| Features, Nonfiction

The Past in Nonfiction

Blog Leslie Maxwell

Suzanne Berne writes about her search for a grandmother she never knew, a mother her father never knew: her grandmother died when her father was a little boy….I’m curious: Do you write about the past you weren’t there for in nonfiction? How do you handle it?

A few weeks ago, I was lucky to get a chance to have a master class with Suzanne Berne, a novelist and nonfiction writer, who was visiting George Mason University.

In Berne’s nonfiction book, called Missing Lucile, she writes about her search for a grandmother she never knew, a mother her father never knew: her grandmother died when her father was a little boy. And she does, in my opinion, a really amazing job of letting the reader know when she is imagining something about her grandmother. She also did an astonishing amount of research about the locations and places and people surrounding her grandmother’s life.

In the master class with her, we talked a lot about writing about the distant past—the past you weren’t there for—in nonfiction. We talked about imagining, but letting the reader know that you’re imagining a scene or an event or a conversation, letting the reader know that whatever you’re imagining didn’t actually happen.

I always feel as if I have a hard time writing about things I imagine when I write nonfiction, and I’m curious: Do you write about the past you weren’t there for in nonfiction? How do you handle it?

Leslie Maxwell is the nonfiction editor at Phoebe.

 


 

5 Replies to “The Past in Nonfiction”

  1. I’m a Certified Genealogist who specializes in writing family history narratives and coaching writers on how to write about their ancestors and the distant past without fictionalizing. Depending on the records an ancestor created and that have survived, a nonfiction writer can legitimately dramatize scenes based on accounts in newspapers, military records, court documents, diaries, letters, and other records. When we can’t be certain about an ancestor’s life, we research the historical context to reveal the typical experiences of people like our ancestors.
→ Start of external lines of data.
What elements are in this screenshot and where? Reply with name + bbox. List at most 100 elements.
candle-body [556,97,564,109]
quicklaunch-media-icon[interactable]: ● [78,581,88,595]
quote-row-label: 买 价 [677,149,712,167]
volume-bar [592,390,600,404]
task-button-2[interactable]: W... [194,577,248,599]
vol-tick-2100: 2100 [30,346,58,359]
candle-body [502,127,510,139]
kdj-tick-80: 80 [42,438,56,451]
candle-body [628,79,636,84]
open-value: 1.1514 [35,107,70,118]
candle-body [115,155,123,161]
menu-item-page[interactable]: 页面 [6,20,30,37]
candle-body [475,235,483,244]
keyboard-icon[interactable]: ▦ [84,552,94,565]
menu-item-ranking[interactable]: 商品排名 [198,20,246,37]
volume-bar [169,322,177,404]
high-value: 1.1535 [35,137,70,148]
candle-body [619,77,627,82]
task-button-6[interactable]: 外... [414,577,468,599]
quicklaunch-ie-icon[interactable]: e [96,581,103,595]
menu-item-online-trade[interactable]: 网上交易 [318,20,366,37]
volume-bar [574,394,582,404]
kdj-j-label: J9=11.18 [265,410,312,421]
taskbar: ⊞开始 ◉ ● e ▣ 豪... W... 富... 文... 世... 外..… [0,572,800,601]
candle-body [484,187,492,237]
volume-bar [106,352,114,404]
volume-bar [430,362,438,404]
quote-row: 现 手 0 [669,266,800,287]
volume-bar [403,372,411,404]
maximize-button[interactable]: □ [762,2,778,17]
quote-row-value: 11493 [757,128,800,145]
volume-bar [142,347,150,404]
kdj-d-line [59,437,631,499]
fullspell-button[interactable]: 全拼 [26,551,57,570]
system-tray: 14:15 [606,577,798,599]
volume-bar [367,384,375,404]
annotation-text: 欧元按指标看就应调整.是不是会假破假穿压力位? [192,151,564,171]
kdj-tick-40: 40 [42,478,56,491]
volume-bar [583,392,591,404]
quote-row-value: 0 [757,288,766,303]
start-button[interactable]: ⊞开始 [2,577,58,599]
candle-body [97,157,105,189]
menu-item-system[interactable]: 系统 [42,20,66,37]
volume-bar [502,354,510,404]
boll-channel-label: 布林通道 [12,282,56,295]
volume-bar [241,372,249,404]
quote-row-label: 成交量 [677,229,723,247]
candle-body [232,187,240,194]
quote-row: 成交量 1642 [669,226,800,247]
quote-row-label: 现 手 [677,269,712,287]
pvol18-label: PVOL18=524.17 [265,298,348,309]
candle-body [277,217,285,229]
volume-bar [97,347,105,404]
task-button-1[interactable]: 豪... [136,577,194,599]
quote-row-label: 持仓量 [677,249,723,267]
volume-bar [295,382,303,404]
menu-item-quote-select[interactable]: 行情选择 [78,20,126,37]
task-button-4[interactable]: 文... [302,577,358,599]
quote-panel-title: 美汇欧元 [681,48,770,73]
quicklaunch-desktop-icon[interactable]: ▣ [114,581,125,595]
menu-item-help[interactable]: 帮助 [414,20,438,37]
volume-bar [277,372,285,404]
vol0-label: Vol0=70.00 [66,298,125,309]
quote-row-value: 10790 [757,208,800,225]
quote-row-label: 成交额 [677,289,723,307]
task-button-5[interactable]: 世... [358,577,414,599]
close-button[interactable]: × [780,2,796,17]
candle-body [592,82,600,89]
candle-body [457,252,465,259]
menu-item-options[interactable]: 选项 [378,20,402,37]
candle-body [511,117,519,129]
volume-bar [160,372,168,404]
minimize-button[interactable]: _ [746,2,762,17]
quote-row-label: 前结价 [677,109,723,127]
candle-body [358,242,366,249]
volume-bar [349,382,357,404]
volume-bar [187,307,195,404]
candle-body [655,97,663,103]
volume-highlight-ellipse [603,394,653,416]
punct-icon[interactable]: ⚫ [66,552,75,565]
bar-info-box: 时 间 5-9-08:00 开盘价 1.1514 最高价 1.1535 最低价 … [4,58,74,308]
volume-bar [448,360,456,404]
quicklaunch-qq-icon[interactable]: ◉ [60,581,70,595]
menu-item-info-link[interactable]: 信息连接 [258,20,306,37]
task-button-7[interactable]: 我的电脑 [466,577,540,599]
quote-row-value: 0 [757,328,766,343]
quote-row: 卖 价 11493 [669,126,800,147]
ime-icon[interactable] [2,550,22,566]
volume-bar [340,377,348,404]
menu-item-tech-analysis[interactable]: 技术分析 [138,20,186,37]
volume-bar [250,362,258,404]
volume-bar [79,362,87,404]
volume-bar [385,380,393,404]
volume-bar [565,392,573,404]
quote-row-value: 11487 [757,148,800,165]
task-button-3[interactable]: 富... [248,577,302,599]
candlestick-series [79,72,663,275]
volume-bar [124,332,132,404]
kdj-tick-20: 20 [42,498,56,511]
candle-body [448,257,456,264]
Through speculation, then, we can envision what our ancestors’ lives were probably like.

    Thanks for mentioning Suzanne Berne’s book. I’m looking forward to reading it. I’m always on the lookout for good nonfiction narratives about the past to recommend to my clients and students.

    Sharon DeBartolo Carmack, CG, MFA
    Author of You Can Write Your Family History and “Family History Narrative: Genealogy Finds Creative Nonfiction,” Creative Nonfiction 41 (Spring 2011): 66-68.

  2. Leslie M. says:

    Sharon, thanks for your note! I like, in your piece, how you talk about what it actually means to put your family in a historical context. I also like this tip that you give: “To ensure you’re staying within the realm of nonfiction, whenever you write a statement of fact, ask yourself, ‘How do I know this?'” It seems like a good rule to go by. And I appreciate that you use speculation. It seems like a helpful technique. I’m curious: how do you balance fact with speculation?

  3. Leslie,

    Thanks for your question. Balancing fact with speculation is tricky, and I think it’s something you eventually develop a feel for the more you write about the distant past. Too much speculation has the potential for crossing into fiction. You balance the two by making sure you’ve done exhaustive research both on the person and everyone the person might have come into contact with, as well as researching the typical behaviors of people of the past. Speculation should be based on sound research and historical fact, not created out of thin air.

    Of course, new research tomorrow, next month, or most definitely after the book’s been published, could change what you’ve speculated about today. That’s why there is more than one biography of George Washington, Benjamin Franklin, or any number of people. There is no final word when you write about the past. New records come to light everyday, as well as new interpretations of those records. We can speculate based only on our present-day knowledge and research.

  4. Sharon, that makes a lot of sense. Thanks for responding to my question! It seems to me that you’re right on when you say that too much speculation has the potential for crossing into fiction. Have you read the new Ann Beattie book, Mrs. Nixon? I heard her read the other week, and she does some of this imagining, too, in the book. I haven’t read it yet, but it’s on my list! It seems that she uses her own life to sort of imagine scenes of Pat Nixon’s life. It sounds really interesting!

    I also appreciate your statement that there is no final word when it comes to the past — it’s what makes writing about both so challenging and so rewarding, methinks!

  5. Leslie,

    I’ve not yet read the new Ann Beattie book, but will add it to my list as well. I just received a copy of Missing Lucille and am anxious to start it.

    A recent favorite of mine is a historical true crime called Murder of the Century: The Gilded Age Crime That Scandalized a City & Sparked the Tabloid Wars by Paul Collins. It’s a well-crafted narrative nonfiction account, but what is so amazing about it is the author relied primarily on newspaper accounts to weave together the story.